Deploy in the rain, recover in the sunshine…



Weather map during deployment.
When the time came to install our 1200 small seismographs across Georgia at the flagged positions, the rains came….   A lot of rain.  During our first deployment day, we received 1-2 inches of rain, and another wave of rain clouds came through on Day 2 (check out map). Roads that used to be easily passable became mudholes or were flooded with water. All-wheel-drive vehicles and drill rigs alike got stuck, and a few station locations could only be reached on foot. Our hard-working field crew labored in the rain digging holes and deploying seismometers.  Vehicles, equipment and people were covered in the famous Georgia red clay (and other muds and sands of Georgia and northernmost Florida). Adding insult to injury, problems with the programming of some of the instruments meant that we actually had to pick up and redeploy many of them. It was a mudbath.  Nonetheless, our field crew managed to deploy 1200 seismometers across Georgia by Tuesday at sundown. It was an impressive show of endurance, and an inspiring display of positivity given the number of people that were still smiling and upbeat at the end of it all. 
A couple of days later, after our seismic shots, it was already time to pick up the instruments, and the weather changed completely.  The sun shined on SW Georgia, and we picked up almost every last seismometer in just one day under blue skies….  
Donna Shillington, LDEO

Wednesday, March 19, 2014

Random Pictures from the Road (and otherwise)

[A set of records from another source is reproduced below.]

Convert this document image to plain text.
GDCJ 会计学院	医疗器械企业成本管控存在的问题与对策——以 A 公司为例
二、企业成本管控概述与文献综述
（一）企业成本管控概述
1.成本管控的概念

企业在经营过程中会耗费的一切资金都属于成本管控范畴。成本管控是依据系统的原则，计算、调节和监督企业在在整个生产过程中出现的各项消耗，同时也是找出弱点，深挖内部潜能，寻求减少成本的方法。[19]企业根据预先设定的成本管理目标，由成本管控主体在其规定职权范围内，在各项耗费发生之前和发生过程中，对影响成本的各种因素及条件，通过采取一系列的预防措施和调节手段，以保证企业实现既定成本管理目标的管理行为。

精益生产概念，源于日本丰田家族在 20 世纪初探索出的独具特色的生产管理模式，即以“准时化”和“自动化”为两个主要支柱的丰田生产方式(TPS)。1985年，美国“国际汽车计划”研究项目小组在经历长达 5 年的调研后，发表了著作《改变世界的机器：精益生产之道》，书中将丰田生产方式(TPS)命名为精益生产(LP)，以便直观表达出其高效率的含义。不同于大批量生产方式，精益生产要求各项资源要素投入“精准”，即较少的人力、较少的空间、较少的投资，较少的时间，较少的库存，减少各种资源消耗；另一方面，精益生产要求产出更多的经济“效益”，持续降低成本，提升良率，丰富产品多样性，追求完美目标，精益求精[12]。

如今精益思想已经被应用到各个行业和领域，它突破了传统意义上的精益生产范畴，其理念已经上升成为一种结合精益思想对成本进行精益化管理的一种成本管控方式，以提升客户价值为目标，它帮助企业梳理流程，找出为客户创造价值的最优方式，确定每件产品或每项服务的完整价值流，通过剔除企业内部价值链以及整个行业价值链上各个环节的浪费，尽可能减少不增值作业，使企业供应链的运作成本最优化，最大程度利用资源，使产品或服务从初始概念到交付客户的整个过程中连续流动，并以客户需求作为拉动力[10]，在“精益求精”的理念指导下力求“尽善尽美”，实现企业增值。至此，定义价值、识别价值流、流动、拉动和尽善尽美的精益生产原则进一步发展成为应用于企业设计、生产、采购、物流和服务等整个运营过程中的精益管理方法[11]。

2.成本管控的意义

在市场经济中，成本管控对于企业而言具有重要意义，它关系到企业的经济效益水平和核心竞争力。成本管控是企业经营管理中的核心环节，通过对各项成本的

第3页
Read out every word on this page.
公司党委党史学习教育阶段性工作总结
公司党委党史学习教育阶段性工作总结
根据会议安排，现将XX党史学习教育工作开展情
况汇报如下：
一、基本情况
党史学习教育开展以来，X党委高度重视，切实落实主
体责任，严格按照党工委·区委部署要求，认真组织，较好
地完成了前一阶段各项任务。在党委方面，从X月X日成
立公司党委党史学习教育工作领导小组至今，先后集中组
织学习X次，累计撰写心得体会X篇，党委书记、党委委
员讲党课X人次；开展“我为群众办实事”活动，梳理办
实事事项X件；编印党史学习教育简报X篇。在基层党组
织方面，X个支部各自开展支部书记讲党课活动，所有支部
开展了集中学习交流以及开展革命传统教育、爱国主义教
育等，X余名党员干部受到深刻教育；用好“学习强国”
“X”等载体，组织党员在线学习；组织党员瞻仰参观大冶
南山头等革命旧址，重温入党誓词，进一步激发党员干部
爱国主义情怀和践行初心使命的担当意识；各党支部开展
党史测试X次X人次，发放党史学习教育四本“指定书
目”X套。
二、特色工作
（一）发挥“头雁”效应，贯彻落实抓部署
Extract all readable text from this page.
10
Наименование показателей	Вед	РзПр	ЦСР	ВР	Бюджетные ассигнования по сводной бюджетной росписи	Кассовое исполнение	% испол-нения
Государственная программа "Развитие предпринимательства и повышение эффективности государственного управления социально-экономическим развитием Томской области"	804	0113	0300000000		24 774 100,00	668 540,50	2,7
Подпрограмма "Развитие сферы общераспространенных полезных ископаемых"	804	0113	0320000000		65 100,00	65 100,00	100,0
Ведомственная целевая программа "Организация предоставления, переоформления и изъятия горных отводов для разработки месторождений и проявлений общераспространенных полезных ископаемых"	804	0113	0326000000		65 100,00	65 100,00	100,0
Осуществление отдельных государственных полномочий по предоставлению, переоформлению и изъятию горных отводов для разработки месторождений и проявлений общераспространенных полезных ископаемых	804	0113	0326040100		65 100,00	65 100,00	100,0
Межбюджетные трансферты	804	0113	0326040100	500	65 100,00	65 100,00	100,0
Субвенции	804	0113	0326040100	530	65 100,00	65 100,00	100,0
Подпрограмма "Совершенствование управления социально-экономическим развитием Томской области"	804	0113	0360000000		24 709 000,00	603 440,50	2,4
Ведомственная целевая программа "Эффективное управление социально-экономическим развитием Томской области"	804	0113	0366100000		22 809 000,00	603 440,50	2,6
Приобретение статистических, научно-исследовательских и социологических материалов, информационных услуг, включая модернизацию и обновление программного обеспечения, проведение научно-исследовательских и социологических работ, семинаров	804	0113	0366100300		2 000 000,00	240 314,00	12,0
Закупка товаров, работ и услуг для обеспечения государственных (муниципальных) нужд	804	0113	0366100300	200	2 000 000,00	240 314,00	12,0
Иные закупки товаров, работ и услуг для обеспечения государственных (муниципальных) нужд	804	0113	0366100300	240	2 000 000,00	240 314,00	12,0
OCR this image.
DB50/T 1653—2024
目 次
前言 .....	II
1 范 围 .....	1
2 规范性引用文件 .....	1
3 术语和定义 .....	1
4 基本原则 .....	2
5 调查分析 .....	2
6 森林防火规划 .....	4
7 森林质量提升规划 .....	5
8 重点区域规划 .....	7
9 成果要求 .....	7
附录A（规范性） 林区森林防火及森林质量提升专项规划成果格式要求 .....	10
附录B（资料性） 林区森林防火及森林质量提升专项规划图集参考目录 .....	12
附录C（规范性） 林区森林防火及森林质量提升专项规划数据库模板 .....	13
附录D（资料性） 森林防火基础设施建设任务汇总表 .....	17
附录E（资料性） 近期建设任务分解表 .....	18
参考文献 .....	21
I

As a follow follow up to Chastity's post, I thought a few random pictures from the road would be entertaining. I have been part of group 5 and as such responsible for the part of the line that spans from Hahira in the south to just north of Adel.

 
South-central part of the seismic line. The yellow line is team 5's section. 
We have been in a relatively rural part of Georgia and as a result have not encountered many locals save a few who have stopped to ask if we are ok. However, we have seen quite a few interesting things that are quite out of the ordinary (to me at least).

Friendly Muscovy duck.
Rocks in a stream bed with associated pink spongy material (?)

Spanish moss.
Linguoid (current) ripples on a washed out road.
 We have also seen quite a few old abandoned farm houses in various stages of aging...



At least 10-15 dogs were standing guard at this house, including about 8 puppies.

Caroline making some new friends.

All said we have dug 122 holes in team 5's stretch. We have also helped deploy instruments in other sections as well and while doing so have seen others hard at work.

Meghan and Nate getting it done!
Along the way the cars have taken quite a beating and have actually held up pretty well. Although there have been a few instances where people got stuck, I think that the people with the toughest job will be the guys that have to detail the cars upon their return...



A more appropriate vehicle (?)
And lastly here's a couple more random pictures that I thought were interesting.

The large disparity in fuel grade gas prices.

A ~perfectly leveled geophone (it's harder than you'd think).
Hopefully this random selection of pictures was entertaining. Up next we will post about last night's "shots." In the meantime, I can say that they were all successful with varying degrees of excitement. The most important thing is that all of our hard work is being realized as the instruments are recording refractions from buried geology that will help us unravel some of the mystery that surrounds events that happened in this area long ago.